A more complete list of mergers and acquisitions is available on the OCLC website.

==Criticism==
In May 2008, OCLC was criticized by Jeffrey Beall for monopolistic practices, among other faults. Library blogger Rick Mason responded that although he thought Beall had some "valid criticisms" of OCLC, he demurred from some of Beall's statements and warned readers to "beware the hyperbole and the personal nature of his criticism, for they strongly overshadow that which is worth stating".

In November 2008, the Board of Directors of OCLC unilaterally issued a new Policy for Use and Transfer of WorldCat Records that would have required member libraries to include an OCLC policy note on their bibliographic records; the policy caused an uproar among librarian bloggers. Among those who protested the policy was the non-librarian activist Aaron Swartz, who believed the policy would threaten projects such as the Open Library, Zotero, and Wikipedia, and who started a petition to "Stop the OCLC powergrab". Swartz's petition garnered 858 signatures, but the details of his proposed actions went largely unheeded. Within a few months, the library community had forced OCLC to retract its policy and to create a Review Board to consult with member libraries more transparently.
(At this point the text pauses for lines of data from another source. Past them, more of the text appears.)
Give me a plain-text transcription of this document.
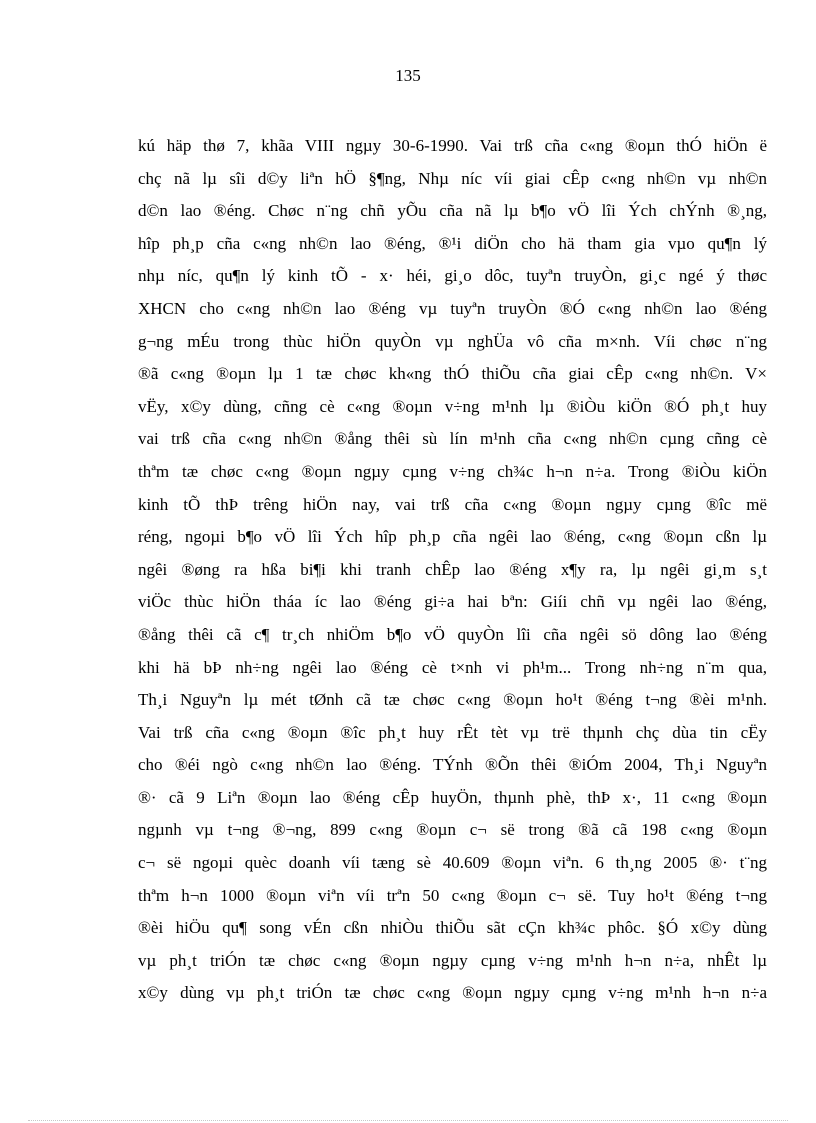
135
kú häp thø 7, khãa VIII ngµy 30-6-1990. Vai trß cña c«ng ®oµn thÓ hiÖn ë
chç nã lµ sîi d©y liªn hÖ §¶ng, Nhµ níc víi giai cÊp c«ng nh©n vµ nh©n
d©n lao ®éng. Chøc n¨ng chñ yÕu cña nã lµ b¶o vÖ lîi Ých chÝnh ®¸ng,
hîp ph¸p cña c«ng nh©n lao ®éng, ®¹i diÖn cho hä tham gia vµo qu¶n lý
nhµ níc, qu¶n lý kinh tÕ - x· héi, gi¸o dôc, tuyªn truyÒn, gi¸c ngé ý thøc
XHCN cho c«ng nh©n lao ®éng vµ tuyªn truyÒn ®Ó c«ng nh©n lao ®éng
g¬ng mÉu trong thùc hiÖn quyÒn vµ nghÜa vô cña m×nh. Víi chøc n¨ng
®ã c«ng ®oµn lµ 1 tæ chøc kh«ng thÓ thiÕu cña giai cÊp c«ng nh©n. V×
vËy, x©y dùng, cñng cè c«ng ®oµn v÷ng m¹nh lµ ®iÒu kiÖn ®Ó ph¸t huy
vai trß cña c«ng nh©n ®ång thêi sù lín m¹nh cña c«ng nh©n cµng cñng cè
thªm tæ chøc c«ng ®oµn ngµy cµng v÷ng ch¾c h¬n n÷a. Trong ®iÒu kiÖn
kinh tÕ thÞ trêng hiÖn nay, vai trß cña c«ng ®oµn ngµy cµng ®îc më
réng, ngoµi b¶o vÖ lîi Ých hîp ph¸p cña ngêi lao ®éng, c«ng ®oµn cßn lµ
ngêi ®øng ra hßa bi¶i khi tranh chÊp lao ®éng x¶y ra, lµ ngêi gi¸m s¸t
viÖc thùc hiÖn tháa íc lao ®éng gi÷a hai bªn: Giíi chñ vµ ngêi lao ®éng,
®ång thêi cã c¶ tr¸ch nhiÖm b¶o vÖ quyÒn lîi cña ngêi sö dông lao ®éng
khi hä bÞ nh÷ng ngêi lao ®éng cè t×nh vi ph¹m... Trong nh÷ng n¨m qua,
Th¸i Nguyªn lµ mét tØnh cã tæ chøc c«ng ®oµn ho¹t ®éng t¬ng ®èi m¹nh.
Vai trß cña c«ng ®oµn ®îc ph¸t huy rÊt tèt vµ trë thµnh chç dùa tin cËy
cho ®éi ngò c«ng nh©n lao ®éng. TÝnh ®Õn thêi ®iÓm 2004, Th¸i Nguyªn
®· cã 9 Liªn ®oµn lao ®éng cÊp huyÖn, thµnh phè, thÞ x·, 11 c«ng ®oµn
ngµnh vµ t¬ng ®¬ng, 899 c«ng ®oµn c¬ së trong ®ã cã 198 c«ng ®oµn
c¬ së ngoµi quèc doanh víi tæng sè 40.609 ®oµn viªn. 6 th¸ng 2005 ®· t¨ng
thªm h¬n 1000 ®oµn viªn víi trªn 50 c«ng ®oµn c¬ së. Tuy ho¹t ®éng t¬ng
®èi hiÖu qu¶ song vÉn cßn nhiÒu thiÕu sãt cÇn kh¾c phôc. §Ó x©y dùng
vµ ph¸t triÓn tæ chøc c«ng ®oµn ngµy cµng v÷ng m¹nh h¬n n÷a, nhÊt lµ
x©y dùng vµ ph¸t triÓn tæ chøc c«ng ®oµn ngµy cµng v÷ng m¹nh h¬n n÷a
In August 2012, OCLC recommended that member libraries adopt the Open Data Commons Attribution (ODC-BY) license when sharing library catalog data, although some member libraries have explicit agreements with OCLC that they can publish catalog data using the CC0 Public Domain Dedication.

In 2025, OCLC dropped the lawsuit it brought in 2024 in Ohio against a librarian and employee of the University of California, Berkeley Libraries who denied involvement in Anna's Archive's large-scale web scraping of WorldCat after the judge had deferred a number of issues to the Ohio Supreme Court due to the unprecedented nature of the case (see Anna's Archive). Technology writer Glyn Moody criticized the suit as "costly and pointless", saying it went against OCLC's stated mission of making information accessible.